Friday, July 2, 2010

Good News; Bad News


A post on a Yahoo Group to which your Faithful Correspondent subscribes decried some rather troubling news. Disturbingly, the post claimed that on May 11, 2010, President Obama abolished the “Veterans Preference” in Federal hiring. A bit of research turned up both good news and bad news. On that date, President Obama issued the:


Presidential Memorandum – Improving the Federal Recruitment and Hiring Process.”


First, the good news:


The following paragraph contained the only reference to the Veterans' Preference in the Memorandum:


(2) a goal-focused, data-driven system for holding agencies accountable for improving the quality and speed of agency hiring, achieving agency hiring reform targets, and satisfying merit system principles and veterans' preference requirements....


Nothing in the cited paragraph supports the assertion, even to your utterly GOP, but still Faithful, Correspondent, that President Obama had abolished the Veterans' Preference.


Now for the possibly bad news:


(a) consistent with merit system principles and other requirements of title 5, United States Code, and subject to guidance to be issued by the Office of Personnel Management (OPM), adopt hiring procedures that:


“(1) eliminate any requirement that applicants respond to essay-style questions when submitting their initial application materials for any Federal job . . . .”


Many jobs require the ability to write clearly and concisely. Essay questions can reveal a great deal, but not everything, about the writing ability of a candidate. For example, since the paragraph above addresses the initial application, typically completed online, an applicant might have someone else wrote the essays--although that seems a bit unlikely.


Used properly, essay questions can help weed out many applicants early in the process who will not measure up. Secondly, subsequent rounds of the process might include essay questions under controlled conditions. This would eliminate those who had no chance at the position early; thus, to the extent that essay questions remained, the new rule could save costs.


A question remains as to whether essay questions now included in initial applications would find their way back into a second round of examining candidates. In addition, essay readers need to remember the necessarily subjective nature their task.

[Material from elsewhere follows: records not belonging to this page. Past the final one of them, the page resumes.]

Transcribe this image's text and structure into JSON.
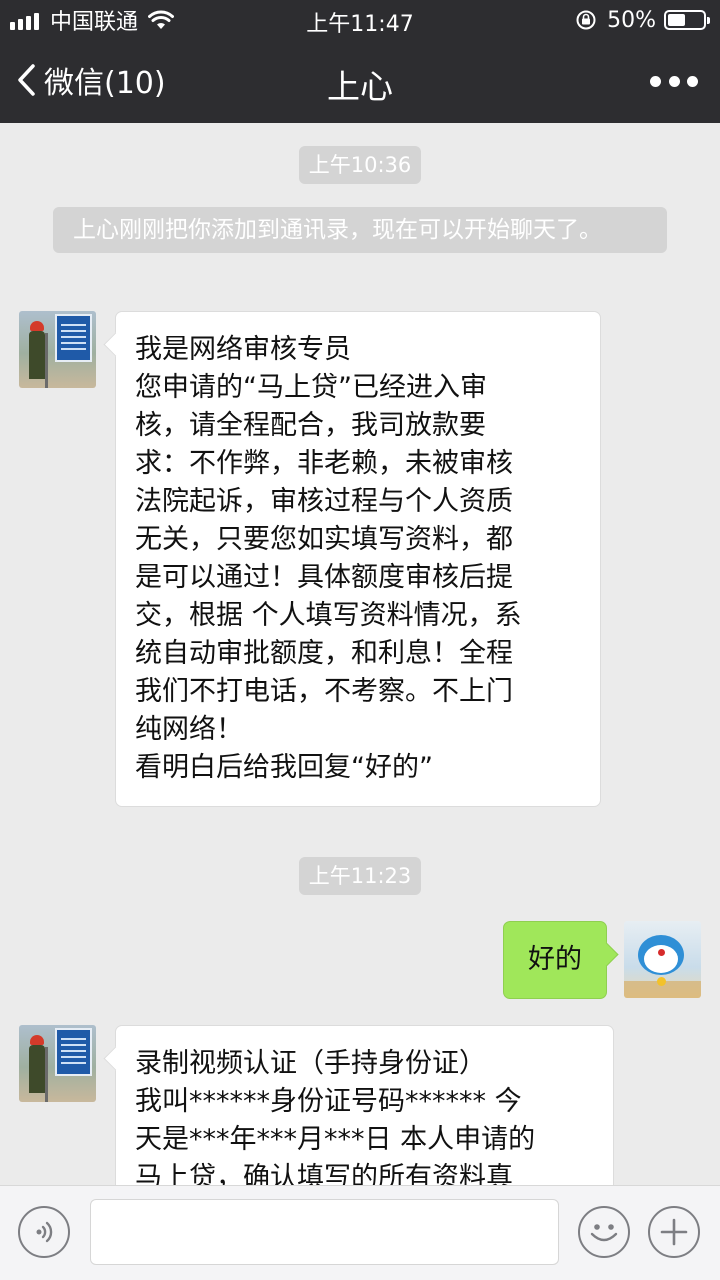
{
  "status_bar": {
    "carrier": "中国联通",
    "time": "上午11:47",
    "battery_percent": "50%",
    "battery_level": 0.5,
    "icons": [
      "signal-icon",
      "wifi-icon",
      "rotation-lock-icon",
      "battery-icon"
    ]
  },
  "nav": {
    "back_label": "微信(10)",
    "title": "上心",
    "icons": [
      "back-chevron-icon",
      "more-icon"
    ]
  },
  "chat": {
    "timestamp_1": "上午10:36",
    "system_message": "上心刚刚把你添加到通讯录，现在可以开始聊天了。",
    "message_1": {
      "sender": "上心",
      "lines": [
        "我是网络审核专员",
        "您申请的“马上贷”已经进入审",
        "核，请全程配合，我司放款要",
        "求：不作弊，非老赖，未被审核",
        "法院起诉，审核过程与个人资质",
        "无关，只要您如实填写资料，都",
        "是可以通过！具体额度审核后提",
        "交，根据 个人填写资料情况，系",
        "统自动审批额度，和利息！全程",
        "我们不打电话，不考察。不上门",
        "纯网络！",
        "看明白后给我回复“好的”"
      ]
    },
    "timestamp_2": "上午11:23",
    "message_2": {
      "sender": "me",
      "text": "好的"
    },
    "message_3": {
      "sender": "上心",
      "lines": [
        "录制视频认证（手持身份证）",
        "我叫******身份证号码******  今",
        "天是***年***月***日   本人申请的",
        "马上贷，确认填写的所有资料真"
      ]
    }
  },
  "input_bar": {
    "value": "",
    "icons": [
      "voice-icon",
      "emoji-icon",
      "plus-icon"
    ]
  },
  "colors": {
    "header_bg": "#2d2d30",
    "chat_bg": "#ebebeb",
    "outgoing_bubble": "#a0e75a",
    "incoming_bubble": "#ffffff",
    "timestamp_bg": "#d4d4d4"
  }
}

Despite the possible flaws of using essay questions, your Faithful Correspondent sees no benefit or value in completely tossing them out. Doing so would almost certainly result in a longer, more costly hiring processes; and a somewhat less qualified Federal workforce than otherwise would be the case. So much for the possibly bad news.


Now for the really bad news:


First, a bit of historical context. As presidents have left office, they have typically reclassified the statuses of some jobs from “discretionary appointment” to Civil Service. Doing so kept the incoming presidents from firing cronies the outgoing president had appointed, and replacing them with-----their own cronies.


With the foregoing historical perspective, consider the following paragraph from the Memorandum:




  1. provide for selection from among a larger number of qualified applicants by using the "category rating" approach (as authorized by section 3319 of title 5, United States Code), rather than the "rule of 3" approach, under which managers may only select from among the three highest scoring applicants;


Likely Translation: “To the victors go the spoils.”


Crafting “category definitions” to fit the background of one's cronies would not seem likely to "strain the brains" of many executives. Over a century ago, the blatant corruption of the “Spoils System” led reformers to the create the Civil Service System. A linchpin of those reforms was the rule of 3”. While one can criticize the rule of three for many reasons, it has, for over a century, protected Civil Service and the Nation from many abuses inherent in the old “Spoils System”.


Perhaps President Obama prefers the “efficiency” and convenience inherent in weakening the Civil Service System to its time-tested safeguards. Perhaps President Obama misses his “Chicago roots” more than we all realized.